2, Indexed RNA libraries are prepared by using the TruSeq Stranded Total RNA with Ribo-Zero Globin. RNA-seq libraries are sequenced on an Illumina HiSeq X Ten (2×150) at CAS-MPG Partner Institute for Computational Biology Omics Core, Shanghai, China.
tBE-mediated base editing in vivo
1, Tail vein injection of AAV vectors
a) All dosages of AAV are adjusted to 200 µl with sterile PBS before injection. The total doses of AAV are 1.6×1011, 8×1011, or 4×1012 vg per mouse.
b) AAV vectors are delivered to 8-week-old female C57BL/6 mice intravenously via lateral tail vein injection.
2, Two or four weeks after injection, mice are euthanized by carbon dioxide.

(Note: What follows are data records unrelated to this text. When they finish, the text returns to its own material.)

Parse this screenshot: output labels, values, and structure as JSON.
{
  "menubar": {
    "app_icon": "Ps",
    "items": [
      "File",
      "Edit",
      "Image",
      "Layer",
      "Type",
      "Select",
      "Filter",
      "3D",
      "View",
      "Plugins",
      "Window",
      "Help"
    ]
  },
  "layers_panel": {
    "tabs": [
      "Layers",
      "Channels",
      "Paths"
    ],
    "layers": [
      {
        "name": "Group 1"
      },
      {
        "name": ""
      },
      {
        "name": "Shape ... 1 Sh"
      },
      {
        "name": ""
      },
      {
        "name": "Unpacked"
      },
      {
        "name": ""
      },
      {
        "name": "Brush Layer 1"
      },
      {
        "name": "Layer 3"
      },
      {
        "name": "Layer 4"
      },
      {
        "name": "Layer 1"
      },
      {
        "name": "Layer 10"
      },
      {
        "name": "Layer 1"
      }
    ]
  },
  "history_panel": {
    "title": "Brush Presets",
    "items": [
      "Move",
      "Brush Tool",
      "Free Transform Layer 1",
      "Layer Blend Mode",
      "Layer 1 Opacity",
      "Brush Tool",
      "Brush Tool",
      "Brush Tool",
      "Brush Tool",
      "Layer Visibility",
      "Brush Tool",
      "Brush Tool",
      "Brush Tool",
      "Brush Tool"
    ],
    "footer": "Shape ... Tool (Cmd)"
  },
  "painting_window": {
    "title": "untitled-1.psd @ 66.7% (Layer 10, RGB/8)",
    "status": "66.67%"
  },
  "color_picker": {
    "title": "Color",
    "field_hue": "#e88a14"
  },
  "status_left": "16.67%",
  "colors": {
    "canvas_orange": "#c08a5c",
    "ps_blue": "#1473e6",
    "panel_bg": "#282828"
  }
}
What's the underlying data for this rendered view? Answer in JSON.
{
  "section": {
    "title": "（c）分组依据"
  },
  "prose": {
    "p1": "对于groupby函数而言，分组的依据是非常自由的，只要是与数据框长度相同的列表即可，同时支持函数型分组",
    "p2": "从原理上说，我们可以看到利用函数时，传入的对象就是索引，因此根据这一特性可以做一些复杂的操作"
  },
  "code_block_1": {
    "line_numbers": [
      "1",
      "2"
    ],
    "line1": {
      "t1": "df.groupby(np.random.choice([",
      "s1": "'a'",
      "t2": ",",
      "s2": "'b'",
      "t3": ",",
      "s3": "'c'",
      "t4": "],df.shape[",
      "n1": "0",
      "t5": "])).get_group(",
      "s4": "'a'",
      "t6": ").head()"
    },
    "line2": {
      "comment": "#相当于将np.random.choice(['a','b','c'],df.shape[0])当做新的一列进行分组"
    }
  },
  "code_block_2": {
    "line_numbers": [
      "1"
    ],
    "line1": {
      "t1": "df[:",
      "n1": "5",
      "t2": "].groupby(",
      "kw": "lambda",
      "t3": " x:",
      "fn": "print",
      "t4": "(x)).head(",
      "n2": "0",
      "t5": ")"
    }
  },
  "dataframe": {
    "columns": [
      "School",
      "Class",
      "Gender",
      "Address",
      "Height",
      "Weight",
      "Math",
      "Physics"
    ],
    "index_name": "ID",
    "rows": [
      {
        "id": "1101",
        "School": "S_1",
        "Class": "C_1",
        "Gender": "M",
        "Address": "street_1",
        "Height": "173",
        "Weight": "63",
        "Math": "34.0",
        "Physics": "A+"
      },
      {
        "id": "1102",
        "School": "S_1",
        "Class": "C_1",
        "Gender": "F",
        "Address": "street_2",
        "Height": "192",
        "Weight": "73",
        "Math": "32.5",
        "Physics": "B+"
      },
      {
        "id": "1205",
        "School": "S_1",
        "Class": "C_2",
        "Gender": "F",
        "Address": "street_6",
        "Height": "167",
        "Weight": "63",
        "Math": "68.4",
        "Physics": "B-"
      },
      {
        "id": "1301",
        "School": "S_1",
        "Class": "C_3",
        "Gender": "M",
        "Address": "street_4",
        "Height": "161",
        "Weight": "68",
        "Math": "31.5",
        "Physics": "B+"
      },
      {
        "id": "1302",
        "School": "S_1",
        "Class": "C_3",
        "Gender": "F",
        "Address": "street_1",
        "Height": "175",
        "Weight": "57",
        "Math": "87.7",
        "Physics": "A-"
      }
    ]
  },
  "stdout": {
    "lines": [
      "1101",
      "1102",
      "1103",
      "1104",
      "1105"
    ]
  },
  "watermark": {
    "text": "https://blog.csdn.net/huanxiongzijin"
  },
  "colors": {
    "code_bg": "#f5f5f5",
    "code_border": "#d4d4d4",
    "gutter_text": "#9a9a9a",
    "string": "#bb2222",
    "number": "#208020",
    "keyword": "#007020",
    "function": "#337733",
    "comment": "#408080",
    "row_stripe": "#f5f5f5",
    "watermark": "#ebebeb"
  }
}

3, The blood is collected and the serum is separated by centrifugation. Serum levels of PCSK9 and total cholesterol are measured using the Mouse PCSK9 ELISA Kit and Total Cholesterol Kit, respectively.
4, The tissues are cryogenically grounded into powder. The genomic DNA and total RNA are isolated using E.Z.N.A.® Tissue DNA Kit and HiPure Total RNA Plus Mini Kit, respectively.